Terminata l’esperienza presso il Policlinico “Duilio Casula” di Monserrato, da fine estate mi ritrovo tra il seminario (dal lunedì al mercoledì) e la parrocchia dove sto la maggior parte del tempo, apprendendo, un poco alla volta, tutte quelle sensibilità pastorali per essere sempre più a servizio della gente e fare sintesi in vista del diaconato. Grazie a don Giovanni sto avendo l’opportunità di osservare il reale impegno di un sacerdote che si spende per la comunità, mettendosi a disposizione delle persone: una parola di conforto, un consiglio, una battuta o anche più semplicemente imparare a stare tra la gente in allegria.

La parrocchia ha diverse realtà e ricchezze umane: non mi riferisco tanto ai numeri degli abitanti o alla quantità delle persone che partecipano alle celebrazioni, ma alla qualità: sono tante le persone che dedicano il loro tempo, le proprie capacità e i talenti per rendere bella la comunità e io non posso che ammirarle e prendere esempio per la loro dedizione e la loro preghiera costante. L’oratorio, i catechisti, gli scout, i ministranti, i cori e le persone che suonano, il gruppo missionario, il gruppo di preghiera “Fraternità francescana di Betania” e la Conferenza vincenziana: tutte realtà che non possono fare altro che impreziosire e arricchire, ciascuno col proprio carisma.

Il mio impegno consiste nel rendermi sempre disponibile per tutto ciò che può servire insieme al parroco, in modo particolare per l’oratorio, i ministranti, il servizio all’altare, la comunione agli ammalati, l’animazione musicale e tutto quel che c’è da fare per la comunità, dai più piccoli ai grandi.
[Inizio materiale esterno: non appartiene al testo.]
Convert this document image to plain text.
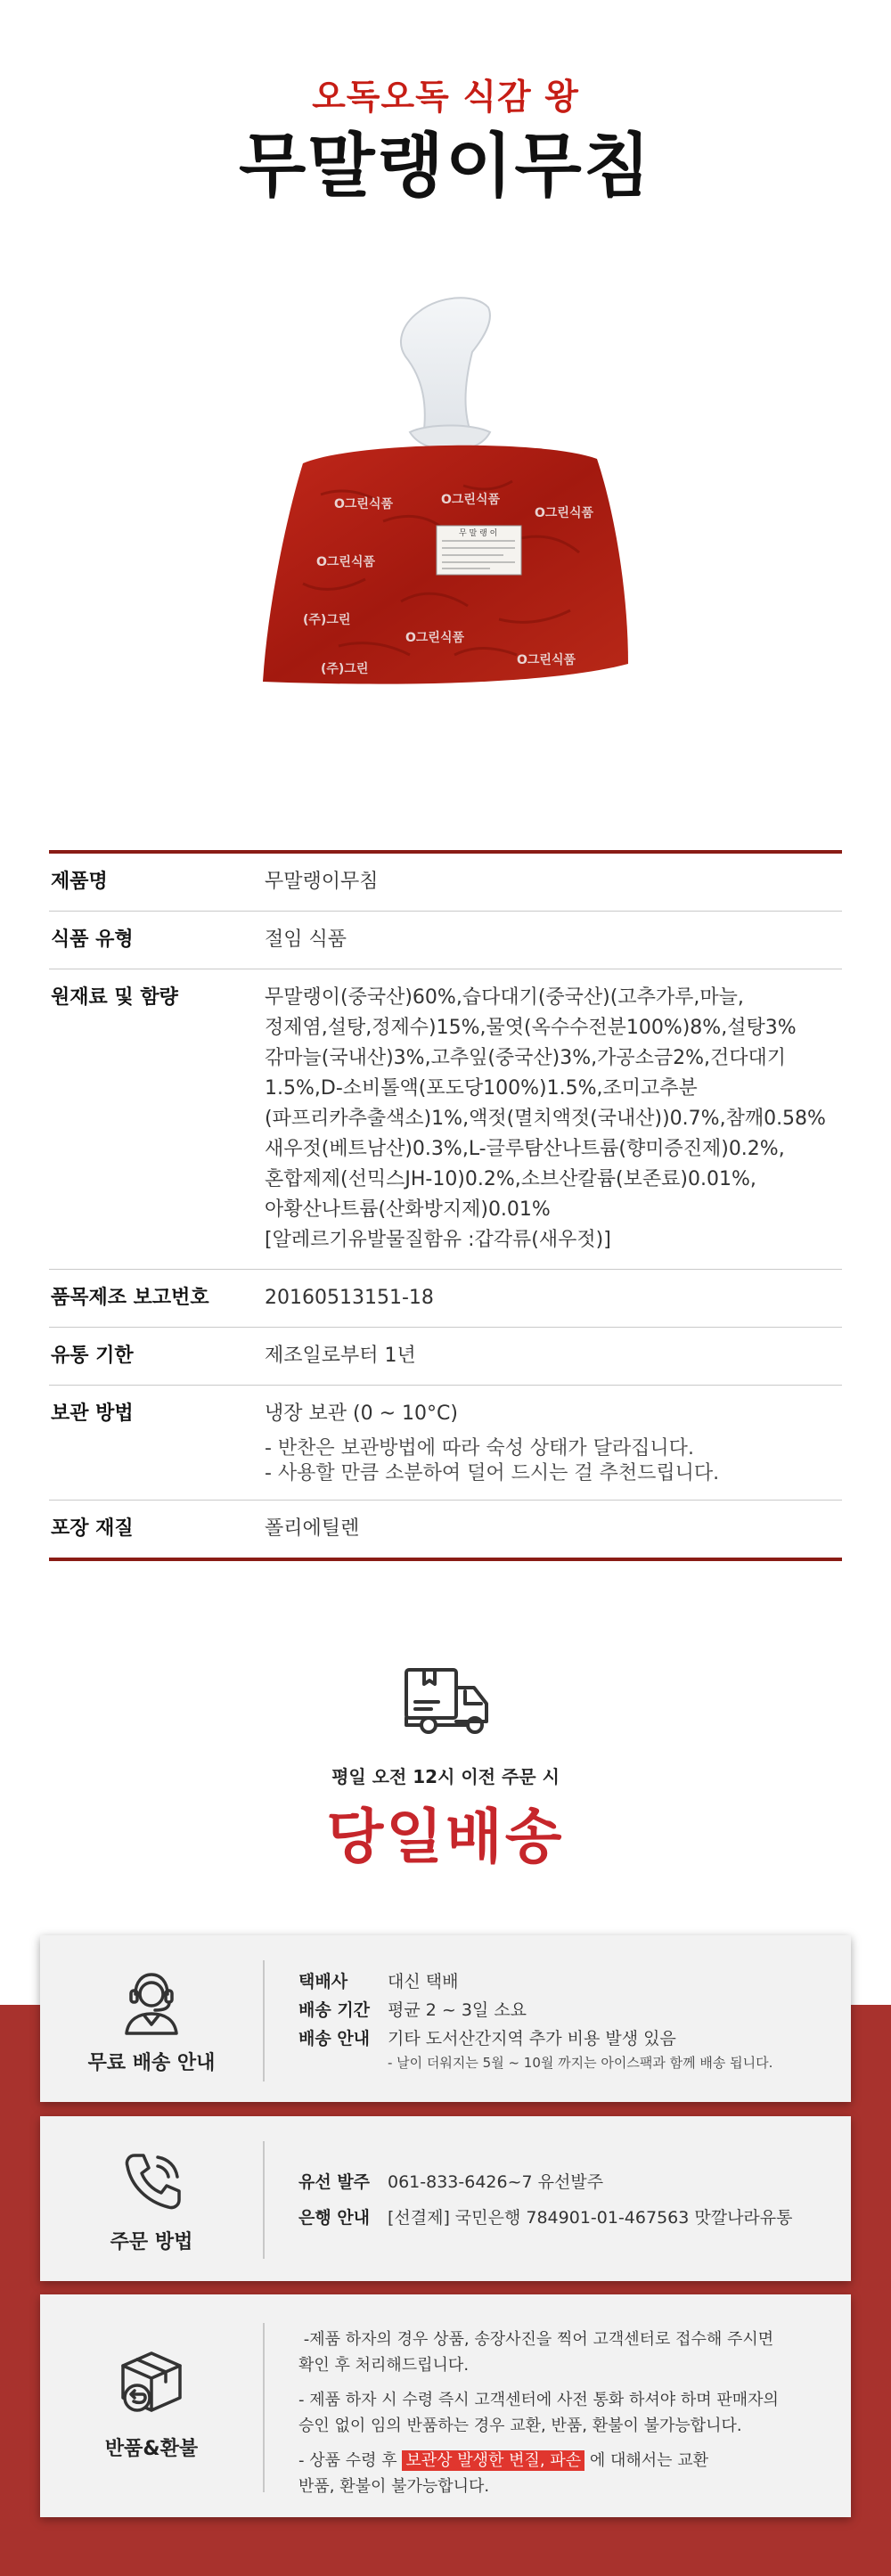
오독오독 식감 왕
무말랭이무침
O그린식품	O그린식품
O그린식품
O그린식품
(주)그린
O그린식품
O그린식품
(주)그린
무 말 랭 이
제품명	무말랭이무침
식품 유형	절임 식품
원재료 및 함량	무말랭이(중국산)60%,습다대기(중국산)(고추가루,마늘,
정제염,설탕,정제수)15%,물엿(옥수수전분100%)8%,설탕3%
갂마늘(국내산)3%,고추잎(중국산)3%,가공소금2%,건다대기
1.5%,D-소비톨액(포도당100%)1.5%,조미고추분
(파프리카추출색소)1%,액젓(멸치액젓(국내산))0.7%,참깨0.58%
새우젓(베트남산)0.3%,L-글루탐산나트륨(향미증진제)0.2%,
혼합제제(선믹스JH-10)0.2%,소브산칼륨(보존료)0.01%,
아황산나트륨(산화방지제)0.01%
[알레르기유발물질함유 :갑각류(새우젓)]
품목제조 보고번호	20160513151-18
유통 기한	제조일로부터 1년
보관 방법	냉장 보관 (0 ~ 10°C)
- 반찬은 보관방법에 따라 숙성 상태가 달라집니다.
- 사용할 만큼 소분하여 덜어 드시는 걸 추천드립니다.
포장 재질	폴리에틸렌
평일 오전 12시 이전 주문 시
당일배송
무료 배송 안내
택배사	대신 택배
배송 기간	평균 2 ~ 3일 소요
배송 안내	기타 도서산간지역 추가 비용 발생 있음
- 날이 더워지는 5월 ~ 10월 까지는 아이스팩과 함께 배송 됩니다.
주문 방법
유선 발주	061-833-6426~7 유선발주
은행 안내	[선결제] 국민은행 784901-01-467563 맛깔나라유통
반품&환불
-제품 하자의 경우 상품, 송장사진을 찍어 고객센터로 접수해 주시면
확인 후 처리해드립니다.
- 제품 하자 시 수령 즉시 고객센터에 사전 통화 하셔야 하며 판매자의
승인 없이 임의 반품하는 경우 교환, 반품, 환불이 불가능합니다.
- 상품 수령 후 보관상 발생한 변질, 파손 에 대해서는 교환
반품, 환불이 불가능합니다.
Credo però che la parte più profonda di questa esperienza si stia concretizzando nell’assimilare uno stile “sacerdotale” nella donazione di me stesso, soprattutto pregando per la gente e con la gente: non credo che la vera pastorale consista solamente nel fare mille cose, scadendo così in uno sterile attivismo, ma essa prende sempre più vita, forma e produce frutto se ciò che faccio lo compio per incontrare il Signore e accompagnare le persone a saperlo riconoscere nella propria vita.

Questo dunque sto vivendo a San Pio X: imparo, giorno dopo giorno, ad essere sacerdote nella ricerca di uno slancio missionario, a donare me stesso e ad essere sempre a disposizione delle persone, attento ad ascoltare la voce del Signore e a scorgere la Sua presenza in mezzo a noi.